As soon as I began telling people I was pregnant last summer, everyone I knew who had kids started telling us, “It’s the most incredible thing in the world. You will never know how much you can love anything until you see that baby.” Every time they would say it, my HusBon and I would agree with them, nod, and smile. I was screeching on the inside. I was the most miserable pregnant person you’d ever met.
“Oh, I’m suuuuuuure. Can’t waaaaaaait. It’s gonna be amaaaaaaazing,” I’d gush, secretly rolling my eyes at what I thought was over-dramatized emotion on their part. After all, I loved my husband, I loved my friends, I loved my family. Yes, yes, I get it. I will love my baby, my daughter, my child. Love love love. Love is all you need. Jeez.
I was completely unprepared for the entrance of this tiny gurrrrlll into my life. Now, let me back up a second. Lightning didn’t strike at the hospital, necessarily. I
carried carry a lot of guilt and shame regarding my birth experience.
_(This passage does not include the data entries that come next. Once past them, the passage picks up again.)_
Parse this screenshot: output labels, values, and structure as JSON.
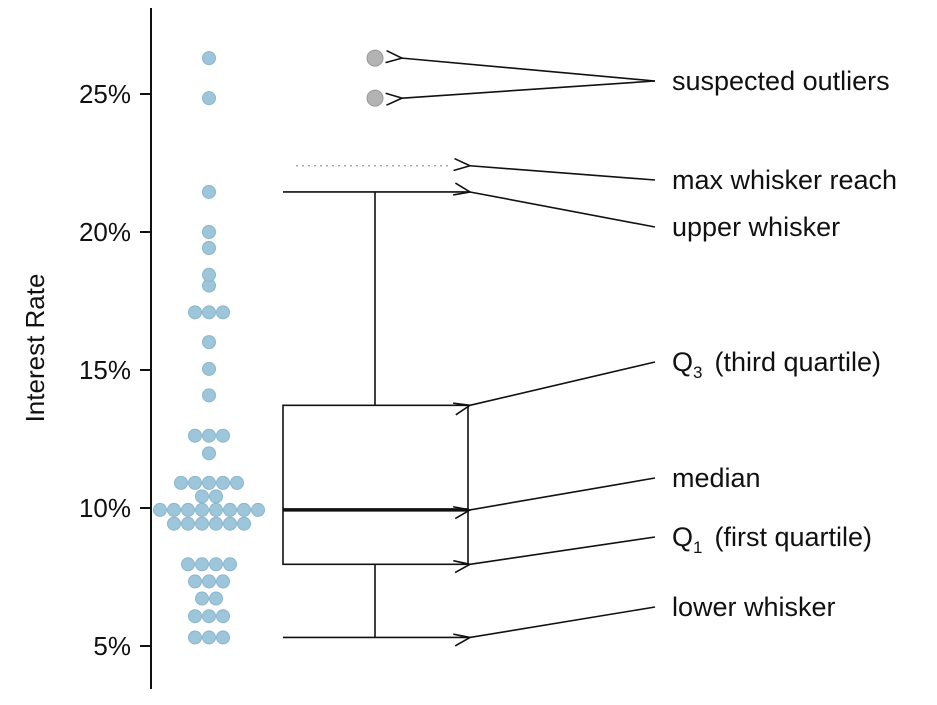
{
  "chart_data": {
    "type": "box",
    "ylabel": "Interest Rate",
    "ylim": [
      2.9,
      28.7
    ],
    "yticks": [
      {
        "value": 5,
        "label": "5%"
      },
      {
        "value": 10,
        "label": "10%"
      },
      {
        "value": 15,
        "label": "15%"
      },
      {
        "value": 20,
        "label": "20%"
      },
      {
        "value": 25,
        "label": "25%"
      }
    ],
    "dot_plot": {
      "color": "#9ec6da",
      "stroke": "#8ab6cc",
      "values": [
        5.31,
        5.31,
        5.31,
        6.08,
        6.08,
        6.08,
        6.72,
        6.72,
        7.34,
        7.34,
        7.34,
        7.96,
        7.96,
        7.96,
        7.96,
        9.43,
        9.43,
        9.43,
        9.43,
        9.43,
        9.43,
        9.93,
        9.93,
        9.93,
        9.93,
        9.93,
        9.93,
        9.93,
        9.93,
        10.42,
        10.42,
        10.91,
        10.91,
        10.91,
        10.91,
        10.91,
        11.98,
        12.62,
        12.62,
        12.62,
        14.08,
        15.04,
        16.01,
        17.09,
        17.09,
        17.09,
        18.06,
        18.45,
        19.42,
        20.0,
        21.45,
        24.85,
        26.3
      ]
    },
    "box": {
      "lower_whisker": 5.31,
      "q1": 7.96,
      "median": 9.93,
      "q3": 13.72,
      "upper_whisker": 21.45,
      "max_whisker_reach": 22.4,
      "outliers": [
        24.85,
        26.3
      ],
      "outlier_color": "#b3b3b3"
    },
    "annotations": [
      {
        "label": "suspected outliers",
        "targets": [
          "outliers"
        ]
      },
      {
        "label": "max whisker reach",
        "targets": [
          "max_whisker_reach"
        ]
      },
      {
        "label": "upper whisker",
        "targets": [
          "upper_whisker"
        ]
      },
      {
        "label": "Q",
        "sub": "3",
        "suffix": "(third quartile)",
        "targets": [
          "q3"
        ]
      },
      {
        "label": "median",
        "targets": [
          "median"
        ]
      },
      {
        "label": "Q",
        "sub": "1",
        "suffix": "(first quartile)",
        "targets": [
          "q1"
        ]
      },
      {
        "label": "lower whisker",
        "targets": [
          "lower_whisker"
        ]
      }
    ]
  }
}
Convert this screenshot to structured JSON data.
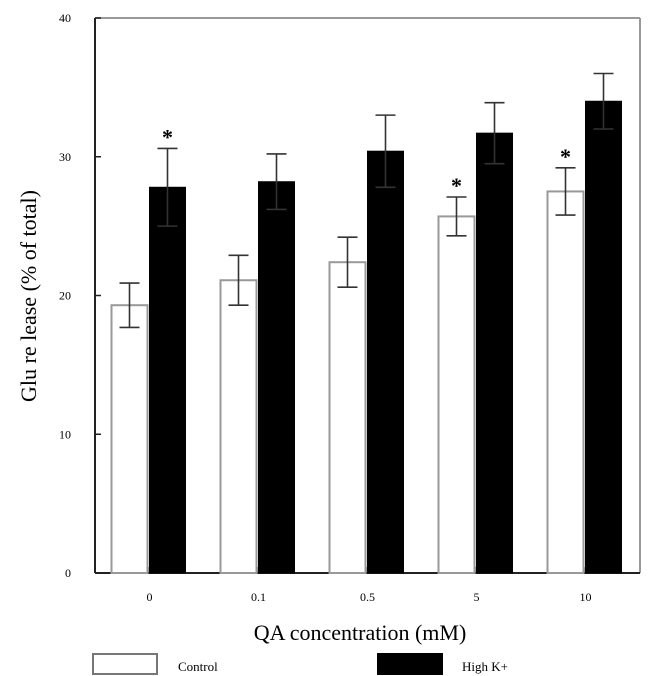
{
  "chart_data": {
    "type": "bar",
    "title": "",
    "xlabel": "QA concentration (mM)",
    "ylabel": "Glu re lease (% of total)",
    "categories": [
      "0",
      "0.1",
      "0.5",
      "5",
      "10"
    ],
    "ylim": [
      0,
      40
    ],
    "yticks": [
      "0",
      "10",
      "20",
      "30",
      "40"
    ],
    "series": [
      {
        "name": "Control",
        "fill": "#ffffff",
        "values": [
          19.3,
          21.1,
          22.4,
          25.7,
          27.5
        ],
        "errors": [
          1.6,
          1.8,
          1.8,
          1.4,
          1.7
        ]
      },
      {
        "name": "High K+",
        "fill": "#000000",
        "values": [
          27.8,
          28.2,
          30.4,
          31.7,
          34.0
        ],
        "errors": [
          2.8,
          2.0,
          2.6,
          2.2,
          2.0
        ]
      }
    ],
    "significance": [
      {
        "category": "0",
        "series": "High K+",
        "label": "*"
      },
      {
        "category": "5",
        "series": "Control",
        "label": "*"
      },
      {
        "category": "10",
        "series": "Control",
        "label": "*"
      }
    ],
    "legend_position": "bottom"
  }
}
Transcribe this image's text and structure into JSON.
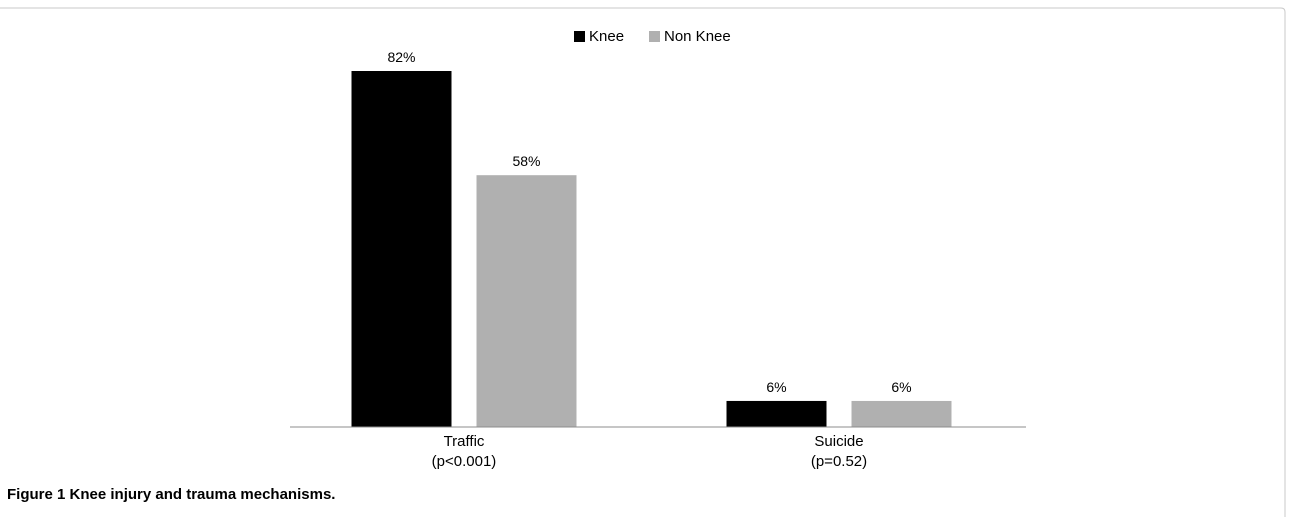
{
  "caption": {
    "label": "Figure 1",
    "text": "Knee injury and trauma mechanisms."
  },
  "colors": {
    "knee": "#000000",
    "non_knee": "#b0b0b0",
    "axis": "#8c8c8c",
    "frame": "#c8c8c8"
  },
  "chart_data": {
    "type": "bar",
    "title": "",
    "xlabel": "",
    "ylabel": "",
    "ylim": [
      0,
      90
    ],
    "grid": false,
    "legend_position": "top-center",
    "categories": [
      [
        "Traffic",
        "(p<0.001)"
      ],
      [
        "Suicide",
        "(p=0.52)"
      ]
    ],
    "series": [
      {
        "name": "Knee",
        "color": "#000000",
        "values": [
          82,
          6
        ],
        "labels": [
          "82%",
          "6%"
        ]
      },
      {
        "name": "Non Knee",
        "color": "#b0b0b0",
        "values": [
          58,
          6
        ],
        "labels": [
          "58%",
          "6%"
        ]
      }
    ]
  }
}
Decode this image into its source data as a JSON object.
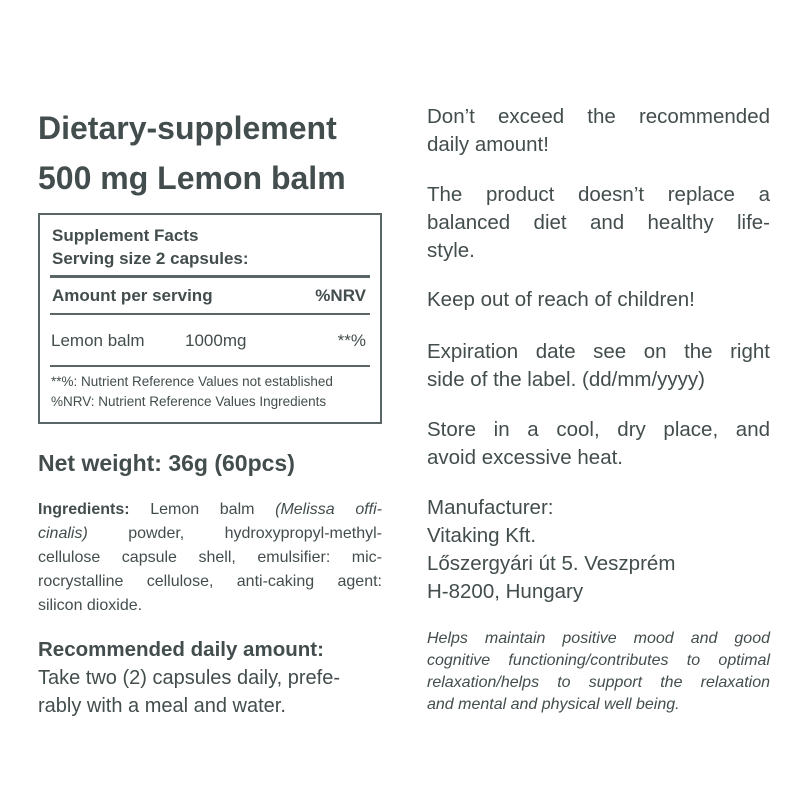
{
  "title": {
    "line1": "Dietary-supplement",
    "line2": "500 mg Lemon balm"
  },
  "facts": {
    "heading": "Supplement Facts",
    "serving": "Serving size 2 capsules:",
    "col_amount": "Amount per serving",
    "col_nrv": "%NRV",
    "row": {
      "name": "Lemon balm",
      "amount": "1000mg",
      "nrv": "**%"
    },
    "footnote1": "**%: Nutrient Reference Values not established",
    "footnote2": "%NRV: Nutrient Reference Values Ingredients"
  },
  "net_weight": "Net weight: 36g (60pcs)",
  "ingredients": {
    "label": "Ingredients:",
    "line1a": " Lemon balm ",
    "line1b": "(Melissa offi-",
    "line2a": "cinalis)",
    "line2b": " powder, hydroxypropyl-methyl-",
    "line3": "cellulose capsule shell, emulsifier: mic-",
    "line4": "rocrystalline cellulose, anti-caking agent:",
    "line5": "silicon dioxide."
  },
  "recommended": {
    "heading": "Recommended daily amount:",
    "line1": "Take two (2) capsules daily, prefe-",
    "line2": "rably with a meal and water."
  },
  "warnings": [
    [
      "Don’t exceed the recommended",
      "daily amount!"
    ],
    [
      "The product doesn’t replace a",
      "balanced diet and healthy life-",
      "style."
    ],
    [
      "Keep out of reach of children!"
    ],
    [
      "Expiration date see on the right",
      "side of the label. (dd/mm/yyyy)"
    ],
    [
      "Store in a cool, dry place, and",
      "avoid excessive heat."
    ],
    [
      "Manufacturer:",
      "Vitaking Kft.",
      "Lőszergyári út 5. Veszprém",
      "H-8200, Hungary"
    ]
  ],
  "claim": [
    "Helps maintain positive mood and good",
    "cognitive functioning/contributes to optimal",
    "relaxation/helps to support the relaxation",
    "and mental and physical well being."
  ]
}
I immediately clicked into auto-pilot in the hospital, dutifully changing diapers, nursing around the clock, receiving our well-wishers, taking the “obligatory” 24 hours postpartum-body selfie (SO FUCKING RIDICULOUS).
Even the first few weeks at home were a haze of breastfeeding sessions every hour or two hours, so painful, that my husband had to pinch a pressure point on my hand to distract me from the nursing pain. I loved my daughter, of course, but I was feeling a bit…mechanical. My only goal was making sure she was fed, clean, comforted, happy, thriving.
Once I turned the corner at 8 weeks postpartum, I was feeling better. My thrush had gone away, so nursing was no longer like having my fingernails slowly pulled out. She was looking at me. She smiled at me. She rolled over. We were co-sleeping. She whimpered in her sleep, reaching for me, comforted once she felt I was there. All of a sudden it hit me. THIS WAS MY BABY. MY…BABY. I lost it. I held her in the darkness, while she was sleeping, tears coursing down my face, whispering,
It was YOU, the whole time, in there. It was YOU. I wish I’d known it was you.
See, now, that is how I fell in love with my baby. And you know what? It’s the most incredible thing in the world. I never knew I could love anything as much as I love her. I worry about everything now. I worry about the world in which she will grow up. I worry about her first skinned knee. I worry about someone saying something mean to her. I worry about some boy hurting her precious little heart. I worry about how she will be so sad when Beedoo and Fenway pass away when she’s in high school.
So with this great love, comes great responsibility. How is it possible that I am ready for this task? I am an “older” first-time mommy, 34 years old, plenty of life experience, completely aware of how I do NOT want to be. I just want to be the best mother I can possibly be. I want my daughter to be nurtured and protected, yet aware and smart. How on earth am I supposed to be able to do this?!
Every time the anxiety chokes me, my baby is my anti-dote. Her sweet face, whether grinning at me or placidly asleep, heals me. I thought I was supposed to take care of her, help her, make her feel safe? She does exactly that for me. There truly is nothing like this in the world, this… this Baby Love.